Empresas con vínculos al poder se benefician de la apertura
Sin embargo, una investigación de CubaNet sugiere que, en la práctica, la apertura al sector privado podría estar lejos de significar un cambio real en la estructura de control del combustible en la isla. Tras revisar el listado de empresas autorizadas, el medio identificó que varias de las beneficiadas mantienen vínculos directos con el Estado, conglomerados militares o figuras cercanas al poder. El grupo empresarial GAESA no habría perdido su dominio, sino que estaría reconfigurando su presencia mediante empresas satélite o estructuras que operan bajo una fachada privada.
Entre las compañías con licencias aparecen firmas como Cinesoft Recreación y Cinesoft Digital, pertenecientes al Ministerio de Educación, así como negocios previamente investigados por sus conexiones con el aparato estatal, como Agroindustrial Media Luna y Cambute S.R.L., esta última vinculada a estructuras asociadas a las Fuerzas Armadas y al Ministerio del Interior. El caso más significativo es el del Proyecto de Desarrollo Local Gaia, propiedad de Lisa Titolo Castro, nieta de Raúl Castro, que ya cuenta con contratos para la importación de combustible con entidades estatales como CUPET y la Agencia Importadora Caribe. Estos hallazgos apuntan a que el acceso a licencias y recursos estratégicos continúa concentrado en actores con cercanía al régimen.

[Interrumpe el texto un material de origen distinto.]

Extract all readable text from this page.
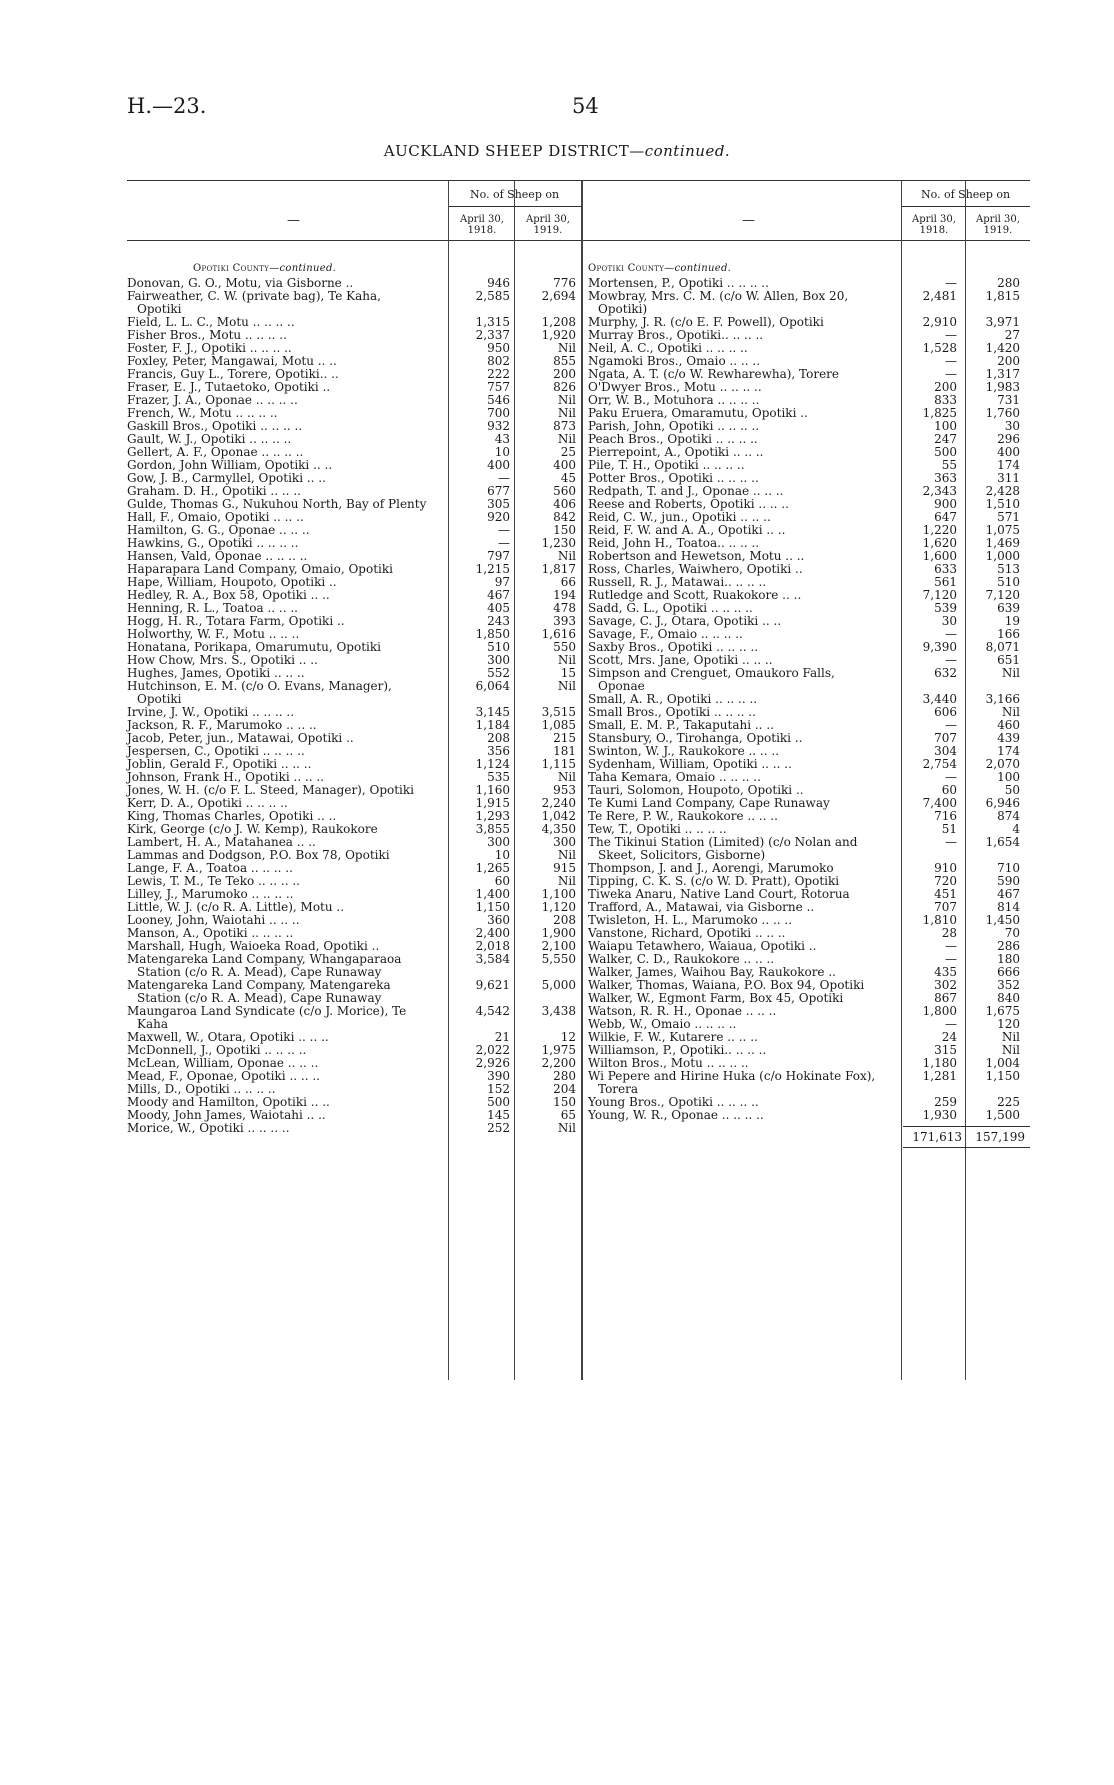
H.—23.	54
AUCKLAND SHEEP DISTRICT—continued.
—
No. of Sheep on
April 30, 1918.
April 30, 1919.
Opotiki County—continued.
Donovan, G. O., Motu, via Gisborne ..	946	776
Fairweather, C. W. (private bag), Te Kaha, Opotiki
2,585	2,694
Field, L. L. C., Motu .. .. .. ..	1,315	1,208
Fisher Bros., Motu .. .. .. ..	2,337	1,920
Foster, F. J., Opotiki .. .. .. ..	950	Nil
Foxley, Peter, Mangawai, Motu .. ..	802	855
Francis, Guy L., Torere, Opotiki.. ..	222	200
Fraser, E. J., Tutaetoko, Opotiki ..	757	826
Frazer, J. A., Oponae .. .. .. ..	546	Nil
French, W., Motu .. .. .. ..	700	Nil
Gaskill Bros., Opotiki .. .. .. ..	932	873
Gault, W. J., Opotiki .. .. .. ..	43	Nil
Gellert, A. F., Oponae .. .. .. ..	10	25
Gordon, John William, Opotiki .. ..	400	400
Gow, J. B., Carmyllel, Opotiki .. ..	—	45
Graham. D. H., Opotiki .. .. ..	677	560
Gulde, Thomas G., Nukuhou North, Bay of Plenty	305	406
Hall, F., Omaio, Opotiki .. .. ..	920	842
Hamilton, G. G., Oponae .. .. ..	—	150
Hawkins, G., Opotiki .. .. .. ..	—	1,230
Hansen, Vald, Oponae .. .. .. ..	797	Nil
Haparapara Land Company, Omaio, Opotiki	1,215	1,817
Hape, William, Houpoto, Opotiki ..	97	66
Hedley, R. A., Box 58, Opotiki .. ..	467	194
Henning, R. L., Toatoa .. .. ..	405	478
Hogg, H. R., Totara Farm, Opotiki ..	243	393
Holworthy, W. F., Motu .. .. ..	1,850	1,616
Honatana, Porikapa, Omarumutu, Opotiki	510	550
How Chow, Mrs. S., Opotiki .. ..	300	Nil
Hughes, James, Opotiki .. .. ..	552	15
Hutchinson, E. M. (c/o O. Evans, Manager), Opotiki
6,064	Nil
Irvine, J. W., Opotiki .. .. .. ..	3,145	3,515
Jackson, R. F., Marumoko .. .. ..	1,184	1,085
Jacob, Peter, jun., Matawai, Opotiki ..	208	215
Jespersen, C., Opotiki .. .. .. ..	356	181
Joblin, Gerald F., Opotiki .. .. ..	1,124	1,115
Johnson, Frank H., Opotiki .. .. ..	535	Nil
Jones, W. H. (c/o F. L. Steed, Manager), Opotiki	1,160	953
Kerr, D. A., Opotiki .. .. .. ..	1,915	2,240
King, Thomas Charles, Opotiki .. ..	1,293	1,042
Kirk, George (c/o J. W. Kemp), Raukokore	3,855	4,350
Lambert, H. A., Matahanea .. ..	300	300
Lammas and Dodgson, P.O. Box 78, Opotiki	10	Nil
Lange, F. A., Toatoa .. .. .. ..	1,265	915
Lewis, T. M., Te Teko .. .. .. ..	60	Nil
Lilley, J., Marumoko .. .. .. ..	1,400	1,100
Little, W. J. (c/o R. A. Little), Motu ..	1,150	1,120
Looney, John, Waiotahi .. .. ..	360	208
Manson, A., Opotiki .. .. .. ..	2,400	1,900
Marshall, Hugh, Waioeka Road, Opotiki ..	2,018	2,100
Matengareka Land Company, Whangaparaoa Station (c/o R. A. Mead), Cape Runaway
3,584	5,550
Matengareka Land Company, Matengareka Station (c/o R. A. Mead), Cape Runaway
9,621	5,000
Maungaroa Land Syndicate (c/o J. Morice), Te Kaha
4,542	3,438
Maxwell, W., Otara, Opotiki .. .. ..	21	12
McDonnell, J., Opotiki .. .. .. ..	2,022	1,975
McLean, William, Oponae .. .. ..	2,926	2,200
Mead, F., Oponae, Opotiki .. .. ..	390	280
Mills, D., Opotiki .. .. .. ..	152	204
Moody and Hamilton, Opotiki .. ..	500	150
Moody, John James, Waiotahi .. ..	145	65
Morice, W., Opotiki .. .. .. ..	252	Nil
—
No. of Sheep on
April 30, 1918.
April 30, 1919.
Opotiki County—continued.
Mortensen, P., Opotiki .. .. .. ..	—	280
Mowbray, Mrs. C. M. (c/o W. Allen, Box 20, Opotiki)
2,481	1,815
Murphy, J. R. (c/o E. F. Powell), Opotiki	2,910	3,971
Murray Bros., Opotiki.. .. .. ..	—	27
Neil, A. C., Opotiki .. .. .. ..	1,528	1,420
Ngamoki Bros., Omaio .. .. ..	—	200
Ngata, A. T. (c/o W. Rewharewha), Torere	—	1,317
O'Dwyer Bros., Motu .. .. .. ..	200	1,983
Orr, W. B., Motuhora .. .. .. ..	833	731
Paku Eruera, Omaramutu, Opotiki ..	1,825	1,760
Parish, John, Opotiki .. .. .. ..	100	30
Peach Bros., Opotiki .. .. .. ..	247	296
Pierrepoint, A., Opotiki .. .. ..	500	400
Pile, T. H., Opotiki .. .. .. ..	55	174
Potter Bros., Opotiki .. .. .. ..	363	311
Redpath, T. and J., Oponae .. .. ..	2,343	2,428
Reese and Roberts, Opotiki .. .. ..	900	1,510
Reid, C. W., jun., Opotiki .. .. ..	647	571
Reid, F. W. and A. A., Opotiki .. ..	1,220	1,075
Reid, John H., Toatoa.. .. .. ..	1,620	1,469
Robertson and Hewetson, Motu .. ..	1,600	1,000
Ross, Charles, Waiwhero, Opotiki ..	633	513
Russell, R. J., Matawai.. .. .. ..	561	510
Rutledge and Scott, Ruakokore .. ..	7,120	7,120
Sadd, G. L., Opotiki .. .. .. ..	539	639
Savage, C. J., Otara, Opotiki .. ..	30	19
Savage, F., Omaio .. .. .. ..	—	166
Saxby Bros., Opotiki .. .. .. ..	9,390	8,071
Scott, Mrs. Jane, Opotiki .. .. ..	—	651
Simpson and Crenguet, Omaukoro Falls, Oponae
632	Nil
Small, A. R., Opotiki .. .. .. ..	3,440	3,166
Small Bros., Opotiki .. .. .. ..	606	Nil
Small, E. M. P., Takaputahi .. ..	—	460
Stansbury, O., Tirohanga, Opotiki ..	707	439
Swinton, W. J., Raukokore .. .. ..	304	174
Sydenham, William, Opotiki .. .. ..	2,754	2,070
Taha Kemara, Omaio .. .. .. ..	—	100
Tauri, Solomon, Houpoto, Opotiki ..	60	50
Te Kumi Land Company, Cape Runaway	7,400	6,946
Te Rere, P. W., Raukokore .. .. ..	716	874
Tew, T., Opotiki .. .. .. ..	51	4
The Tikinui Station (Limited) (c/o Nolan and Skeet, Solicitors, Gisborne)
—	1,654
Thompson, J. and J., Aorengi, Marumoko	910	710
Tipping, C. K. S. (c/o W. D. Pratt), Opotiki	720	590
Tiweka Anaru, Native Land Court, Rotorua	451	467
Trafford, A., Matawai, via Gisborne ..	707	814
Twisleton, H. L., Marumoko .. .. ..	1,810	1,450
Vanstone, Richard, Opotiki .. .. ..	28	70
Waiapu Tetawhero, Waiaua, Opotiki ..	—	286
Walker, C. D., Raukokore .. .. ..	—	180
Walker, James, Waihou Bay, Raukokore ..	435	666
Walker, Thomas, Waiana, P.O. Box 94, Opotiki	302	352
Walker, W., Egmont Farm, Box 45, Opotiki	867	840
Watson, R. R. H., Oponae .. .. ..	1,800	1,675
Webb, W., Omaio .. .. .. ..	—	120
Wilkie, F. W., Kutarere .. .. ..	24	Nil
Williamson, P., Opotiki.. .. .. ..	315	Nil
Wilton Bros., Motu .. .. .. ..	1,180	1,004
Wi Pepere and Hirine Huka (c/o Hokinate Fox), Torera
1,281	1,150
Young Bros., Opotiki .. .. .. ..	259	225
Young, W. R., Oponae .. .. .. ..	1,930	1,500
171,613	157,199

Una crisis energética que el régimen no logra resolver
El contexto en el que se inscribe esta medida es el de un colapso energético profundo y prolongado. Las autoridades de la isla han reconocido la falta de suministros energéticos en los últimos meses, en medio de apagones extensos que afectan tanto a la población civil como a las actividades productivas. El régimen de La Habana, sin embargo, no ha hecho referencia directa a los nuevos flujos de combustible hacia el sector privado, en un silencio que refleja la incomodidad de un sistema que durante décadas monopolizó la distribución de recursos estratégicos y ahora ve cómo una parte de ese control se escapa hacia actores no estatales —o hacia una élite que se reconfigura para seguir captando beneficios.
El combustible está llegando de forma gradual a empresas que habían visto paralizadas sus operaciones por la escasez, y algunas han logrado reactivar servicios de distribución y comercio, según fuentes citadas por Reuters. No obstante, el volumen total representa una fracción mínima frente a las necesidades del país. Las implicaciones de esta política son dobles: por un lado, evidencian el fracaso del modelo estatal centralizado para garantizar el abastecimiento energético básico; por otro, plantean interrogantes serias sobre la capacidad real de Washington para garantizar que sus excepciones beneficien genuinamente al sector privado independiente y no terminen alimentando a las mismas estructuras de poder que la política pretende debilitar. Para la ciudadanía común, que sigue soportando apagones y colapsos en el transporte, estos envíos quedan lejos de representar un alivio tangible.